In the last blog entry, we introduced this topic and explored the first sentence of the health insurance portion of MGL, chapter 208, section 34, which we set forth in its entirety. It is apparent that a trial judge must make inquiry into spousal health insurance coverage that is available to an alimony payor . On close reading, it is difficult to understand exactly what the meets and bounds of that inquiry are, but plainly it places a priority on providing coverage. This is unsurprising in the current era of health care reform, despite the fact that the section 34 language preceded both the state and federal the individual mandates.

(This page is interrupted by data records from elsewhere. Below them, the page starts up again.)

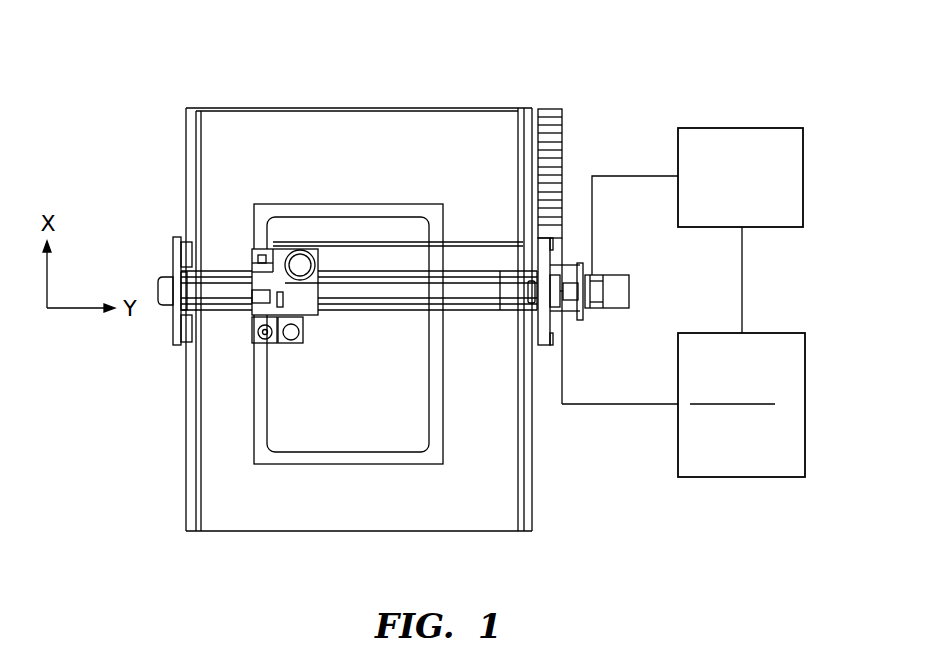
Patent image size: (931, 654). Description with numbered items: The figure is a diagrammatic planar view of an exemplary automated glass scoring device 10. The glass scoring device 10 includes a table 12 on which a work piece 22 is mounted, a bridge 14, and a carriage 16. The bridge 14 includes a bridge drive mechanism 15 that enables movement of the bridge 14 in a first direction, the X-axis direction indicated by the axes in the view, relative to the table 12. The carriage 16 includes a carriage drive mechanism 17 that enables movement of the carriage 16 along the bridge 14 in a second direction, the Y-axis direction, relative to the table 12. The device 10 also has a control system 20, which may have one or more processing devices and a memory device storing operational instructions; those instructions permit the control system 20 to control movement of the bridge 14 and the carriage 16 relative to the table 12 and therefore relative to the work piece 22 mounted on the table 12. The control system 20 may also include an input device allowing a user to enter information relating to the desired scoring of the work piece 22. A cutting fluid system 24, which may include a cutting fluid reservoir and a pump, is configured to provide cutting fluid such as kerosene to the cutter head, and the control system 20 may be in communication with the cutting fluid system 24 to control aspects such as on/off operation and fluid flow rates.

The automated glass scoring device 10 is at (680, 43).
The table 12 is at (233, 523).
The bridge 14 is at (232, 312).
The bridge drive mechanism 15 is at (629, 290).
The carriage 16 is at (254, 240).
The carriage drive mechanism 17 is at (320, 252).
The control system 20 is at (805, 367).
The work piece 22 is at (397, 446).
The cutting fluid system 24 is at (805, 160).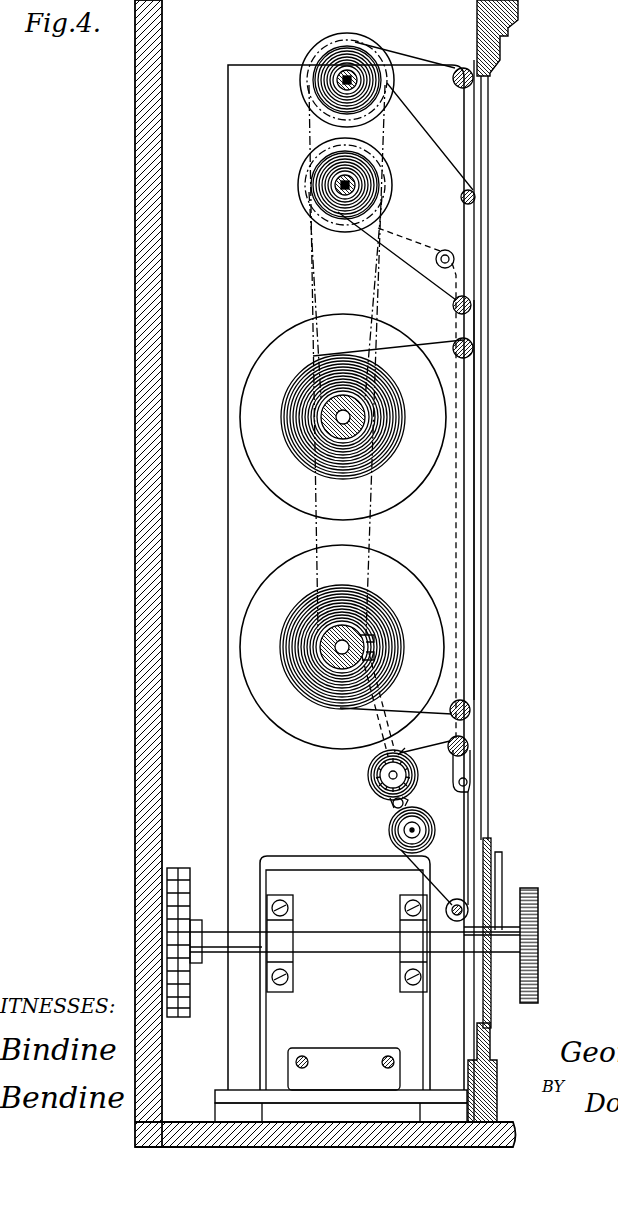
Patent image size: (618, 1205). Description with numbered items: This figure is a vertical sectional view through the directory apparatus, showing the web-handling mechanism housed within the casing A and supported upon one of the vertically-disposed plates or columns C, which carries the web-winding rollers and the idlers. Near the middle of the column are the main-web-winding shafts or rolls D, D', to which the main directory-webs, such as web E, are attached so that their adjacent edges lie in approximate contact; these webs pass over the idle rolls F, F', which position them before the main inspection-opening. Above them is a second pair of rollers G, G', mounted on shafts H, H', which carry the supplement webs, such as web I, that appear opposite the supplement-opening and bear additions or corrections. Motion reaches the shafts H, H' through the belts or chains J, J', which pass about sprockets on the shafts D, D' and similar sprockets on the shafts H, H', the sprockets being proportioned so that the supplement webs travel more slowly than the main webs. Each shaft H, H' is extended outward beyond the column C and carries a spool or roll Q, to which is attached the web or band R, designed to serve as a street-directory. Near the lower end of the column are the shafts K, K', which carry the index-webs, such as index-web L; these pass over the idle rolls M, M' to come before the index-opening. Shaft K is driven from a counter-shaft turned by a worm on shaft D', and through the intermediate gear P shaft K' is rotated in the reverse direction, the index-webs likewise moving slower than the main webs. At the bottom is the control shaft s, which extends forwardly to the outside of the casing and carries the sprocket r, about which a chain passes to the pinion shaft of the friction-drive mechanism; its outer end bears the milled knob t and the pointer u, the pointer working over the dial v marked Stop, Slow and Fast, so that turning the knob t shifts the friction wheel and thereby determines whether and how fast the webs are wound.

The casing A is at (500, 22).
The web I is at (485, 147).
The web E is at (480, 481).
The roller G is at (336, 79).
The shaft H is at (309, 91).
The roller G' is at (327, 186).
The shaft H' is at (309, 176).
The belt J is at (326, 360).
The belt J' is at (322, 296).
The web R is at (484, 311).
The idle roll F is at (450, 352).
The main-web-winding shaft D is at (343, 417).
The main-web-winding shaft D' is at (342, 647).
The idle roll F' is at (450, 701).
The idle roll M is at (445, 756).
The spool Q is at (399, 745).
The index-web L is at (478, 806).
The shaft K is at (375, 775).
The intermediate gear P is at (406, 803).
The shaft K' is at (392, 830).
The idle roll M' is at (453, 891).
The plate C is at (265, 790).
The dial v is at (492, 840).
The pointer u is at (503, 872).
The knob t is at (540, 904).
The shaft s is at (346, 937).
The sprocket r is at (185, 874).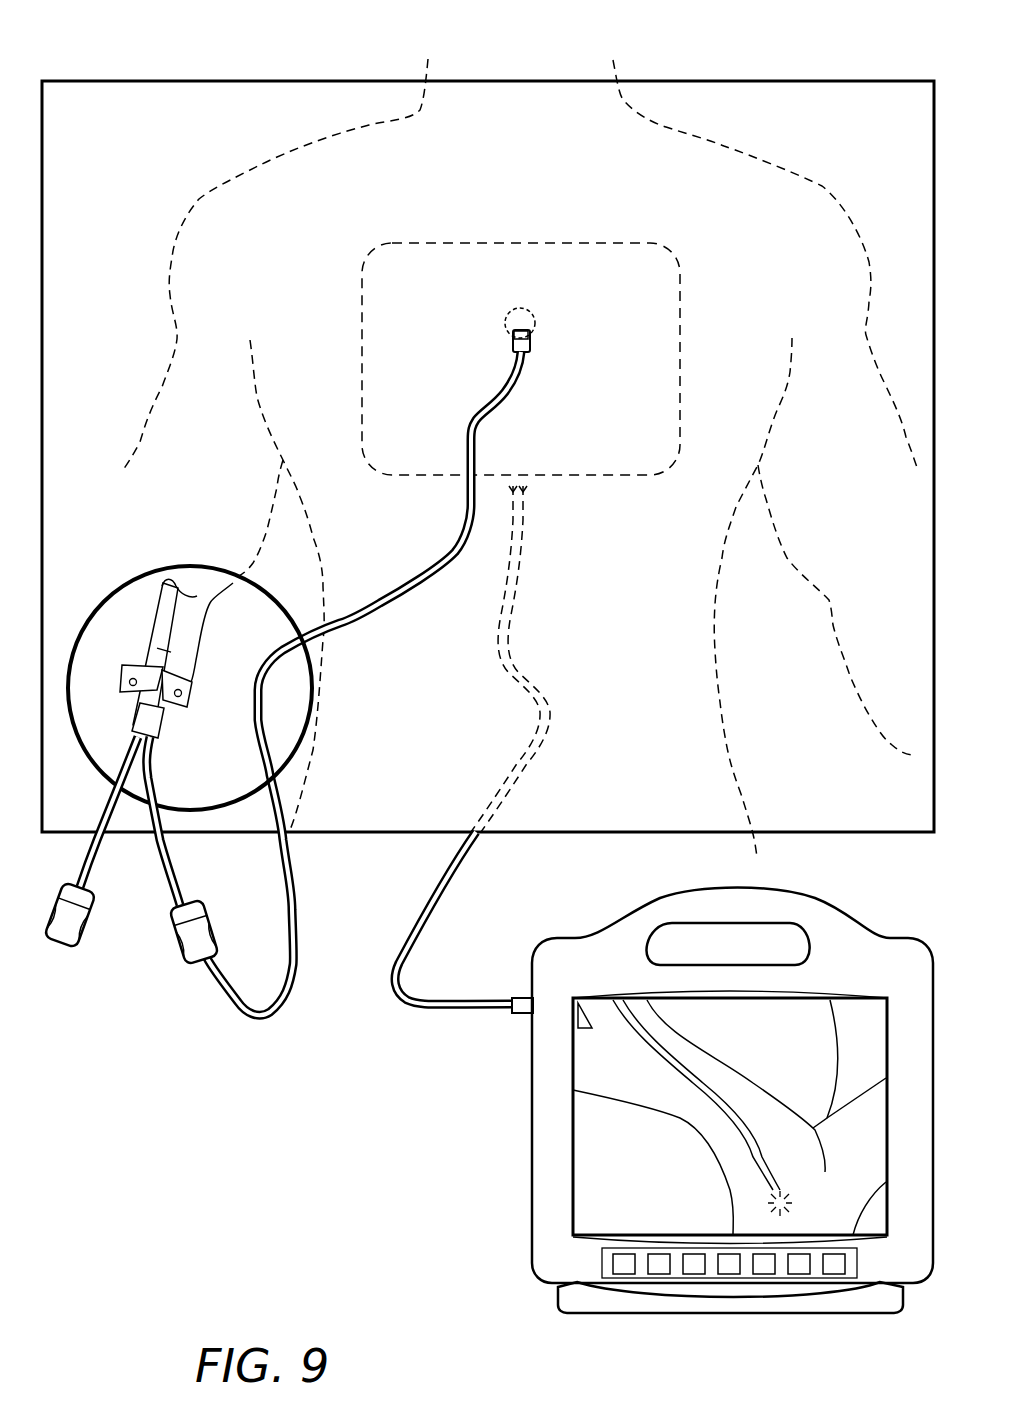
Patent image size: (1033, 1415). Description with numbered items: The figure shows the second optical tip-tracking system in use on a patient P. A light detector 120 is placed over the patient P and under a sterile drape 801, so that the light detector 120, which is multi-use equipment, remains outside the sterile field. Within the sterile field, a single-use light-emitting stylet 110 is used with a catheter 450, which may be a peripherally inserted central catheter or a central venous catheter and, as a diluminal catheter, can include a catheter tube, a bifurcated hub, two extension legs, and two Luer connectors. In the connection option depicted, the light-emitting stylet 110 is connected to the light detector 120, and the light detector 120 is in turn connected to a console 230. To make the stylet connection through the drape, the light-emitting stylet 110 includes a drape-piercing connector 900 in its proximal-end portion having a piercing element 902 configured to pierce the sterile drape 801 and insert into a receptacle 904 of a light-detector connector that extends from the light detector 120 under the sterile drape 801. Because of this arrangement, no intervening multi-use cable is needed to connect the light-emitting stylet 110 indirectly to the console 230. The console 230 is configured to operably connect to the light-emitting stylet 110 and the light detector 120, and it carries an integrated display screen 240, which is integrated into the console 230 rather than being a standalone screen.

The sterile drape 801 is at (210, 107).
The patient P is at (620, 68).
The light detector 120 is at (560, 238).
The receptacle 904 is at (537, 315).
The piercing element 902 is at (508, 334).
The drape-piercing connector 900 is at (540, 350).
The light-emitting stylet 110 is at (239, 1021).
The catheter 450 is at (93, 929).
The integrated display screen 240 is at (597, 1203).
The console 230 is at (541, 1283).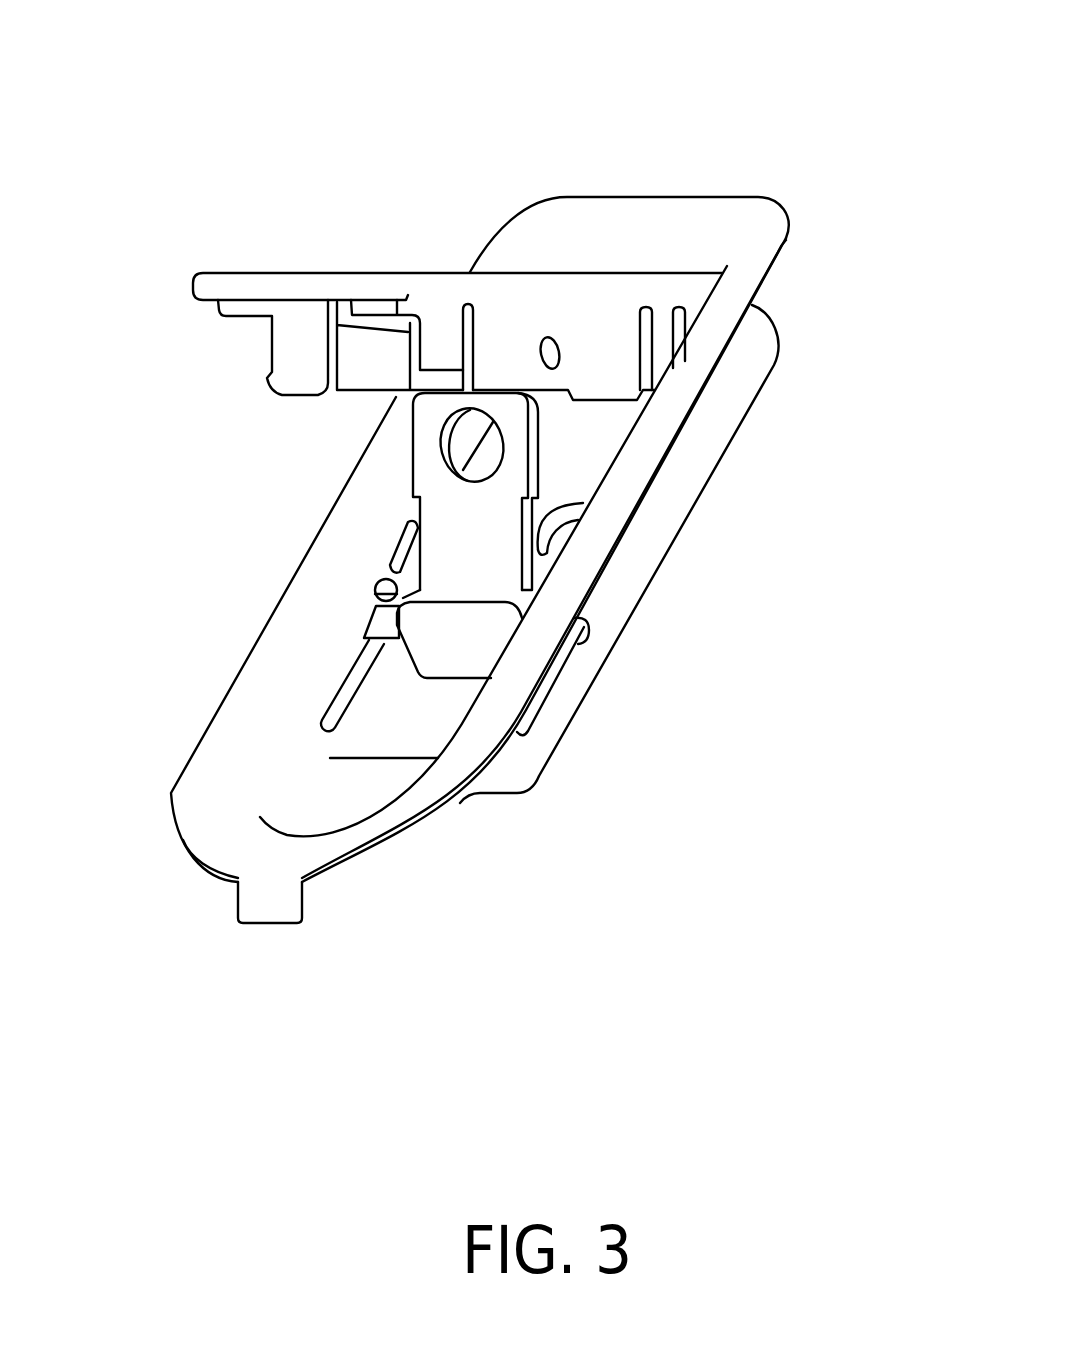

Here, we consider section 34’s relationship to MGL, chapter 208, sections 53 (eff. 3/1/12), which it also preceded. To do so, we take on the third sentence of section 34’s health insurance provision. It says:
In no event shall the order for alimony be reduced as a result of the obligor’s cost for health insurance coverage for the spouse.
And, it remains good law. Yet, the new alimony law, states that:
(e) In setting an initial alimony order, or in modifying an existing order, the court may deviate from duration and amount limits for general term alimony and rehabilitative alimony upon written findings that deviation is necessary. Grounds for deviation may include: …
(3)whether the payor spouse is providing health insurance and the cost of health insurance for the recipient spouse…
So, which law prevails? The one that says that alimony cannot be reduced by reason of costs for health insurance or the one that states that it may?
Previously, we observed how little the health insurance provision of section 34 has been litigated. This statutory conflict may well change that. As divorce mediators, we help our clients address these matters practically, but as divorce arbitrators, we await, and now need, appellate clarification.